Hearts sparse in this carpark, the wind feeling rowdy, biting like a small rabid animal with no collar wandering the city alone at night.
The car is making me claustrophobic, I've spent far too much time with the heat, too many minutes burning cigarettes and my hands near-numb from the caffeine.
Poems are less like action movies and more like action paintings exploding in suspended motion. I'm sure we all remember when art felt new. I can't recall when it didn't feel so lived-in.
(And of course this poem is merely a memory of feelings, which is not much of anything to me or you because the past is dry and done and does not intrude.)
Lincoln, Nebraska is a livelier city than one expects.
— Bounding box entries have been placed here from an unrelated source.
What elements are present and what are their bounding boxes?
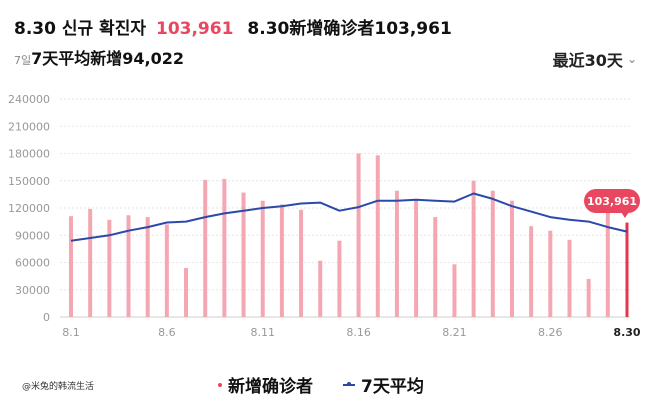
y-tick-label: 120000 bbox=[8, 202, 50, 215]
bar-8.16 bbox=[356, 153, 361, 317]
bar-8.9 bbox=[222, 178, 227, 317]
bar-8.21 bbox=[452, 264, 457, 317]
bar-8.30 bbox=[625, 222, 629, 317]
covid-chart: 0 30000 60000 90000 120000 150000 180000 210000… bbox=[8, 93, 641, 339]
bar-8.25 bbox=[529, 226, 534, 317]
bar-8.23 bbox=[490, 190, 495, 317]
bar-8.5 bbox=[145, 217, 150, 317]
legend-item-average: 7天平均 bbox=[343, 372, 424, 397]
bar-8.17 bbox=[375, 155, 380, 317]
y-tick-label: 30000 bbox=[15, 284, 50, 297]
bar-8.18 bbox=[394, 190, 399, 317]
average-line bbox=[70, 192, 628, 242]
y-tick-label: 180000 bbox=[8, 148, 50, 161]
bar-8.11 bbox=[260, 200, 265, 317]
avg-label: 7天平均新增94,022 bbox=[31, 49, 185, 68]
x-tick-label: 8.11 bbox=[250, 326, 275, 339]
chevron-down-icon: ⌄ bbox=[626, 52, 637, 66]
bar-8.13 bbox=[299, 209, 304, 317]
bar-8.29 bbox=[605, 211, 610, 317]
page-title: 8.30 신규 확진자 bbox=[14, 19, 146, 39]
x-tick-label: 8.6 bbox=[158, 326, 176, 339]
bar-8.12 bbox=[279, 204, 284, 317]
period-selector[interactable]: 最近30天 ⌄ bbox=[553, 47, 637, 71]
bar-8.28 bbox=[586, 278, 591, 317]
bar-8.3 bbox=[107, 219, 112, 317]
bar-8.1 bbox=[69, 216, 73, 317]
bar-8.14 bbox=[318, 260, 323, 317]
highlight-bubble bbox=[584, 189, 640, 213]
avg-small-label: 7일 bbox=[14, 54, 32, 67]
x-tick-label: 8.1 bbox=[62, 326, 80, 339]
legend-dot-icon bbox=[218, 382, 222, 387]
bar-8.26 bbox=[548, 230, 553, 317]
bar-8.6 bbox=[164, 224, 169, 317]
x-tick-label: 8.26 bbox=[538, 326, 563, 339]
bar-8.19 bbox=[414, 198, 419, 317]
y-tick-label: 210000 bbox=[8, 120, 50, 133]
highlight-pointer bbox=[621, 212, 629, 218]
legend-label-cases: 新增确诊者 bbox=[228, 377, 313, 397]
bar-8.15 bbox=[337, 240, 342, 317]
bar-8.4 bbox=[126, 215, 131, 317]
y-tick-label: 240000 bbox=[8, 93, 50, 106]
y-tick-label: 150000 bbox=[8, 175, 50, 188]
new-cases-count: 103,961 bbox=[155, 19, 234, 39]
bar-8.22 bbox=[471, 180, 476, 317]
bar-8.27 bbox=[567, 239, 572, 317]
legend: 新增确诊者 7天平均 bbox=[218, 372, 424, 397]
x-tick-label: 8.16 bbox=[346, 326, 371, 339]
y-tick-label: 90000 bbox=[15, 229, 50, 242]
headline-text: 8.30新增确诊者103,961 bbox=[247, 19, 452, 39]
legend-line-icon bbox=[343, 381, 355, 386]
bar-8.7 bbox=[184, 267, 189, 317]
bar-8.20 bbox=[433, 217, 438, 317]
period-label: 最近30天 bbox=[552, 51, 623, 70]
bar-8.24 bbox=[509, 200, 514, 317]
y-tick-label: 0 bbox=[43, 311, 50, 324]
bar-8.8 bbox=[203, 179, 208, 317]
bar-8.2 bbox=[88, 208, 93, 317]
footer: @米兔的韩流生活 新增确诊者 7天平均 bbox=[0, 372, 661, 400]
x-tick-label: 8.30 bbox=[613, 326, 640, 339]
legend-item-cases: 新增确诊者 bbox=[218, 372, 313, 397]
highlight-label: 103,961 bbox=[587, 195, 637, 208]
legend-label-average: 7天平均 bbox=[361, 377, 424, 397]
header: 8.30 신규 확진자 103,961 8.30新增确诊者103,961 7일 … bbox=[14, 14, 647, 69]
x-tick-label: 8.21 bbox=[442, 326, 467, 339]
bar-8.10 bbox=[241, 192, 246, 317]
watermark: @米兔的韩流生活 bbox=[22, 382, 95, 392]
y-tick-label: 60000 bbox=[15, 257, 50, 270]
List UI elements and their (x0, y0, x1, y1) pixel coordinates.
It is like going to an art exhibit expecting Rothko and getting Basquiat, bombast and immediacy.
My favorite poet is Craig Morgan Teicher because he and I may ramble but he is not afraid to sacrifice accessibility for feeling. He could find the beauty in the image of Lincoln, Nebraska in January.
I will soon need to devise another way to keep myself entertained so let us say this CD spins one more time and maybe I can go for a walk, clear my head.
I do not intend this to be wrought with sentiment, but there are times I am not as cold as this city. There are times the mind must scream so the heart stays safe.
I spent a week in Lincoln, Nebraska in January of this year.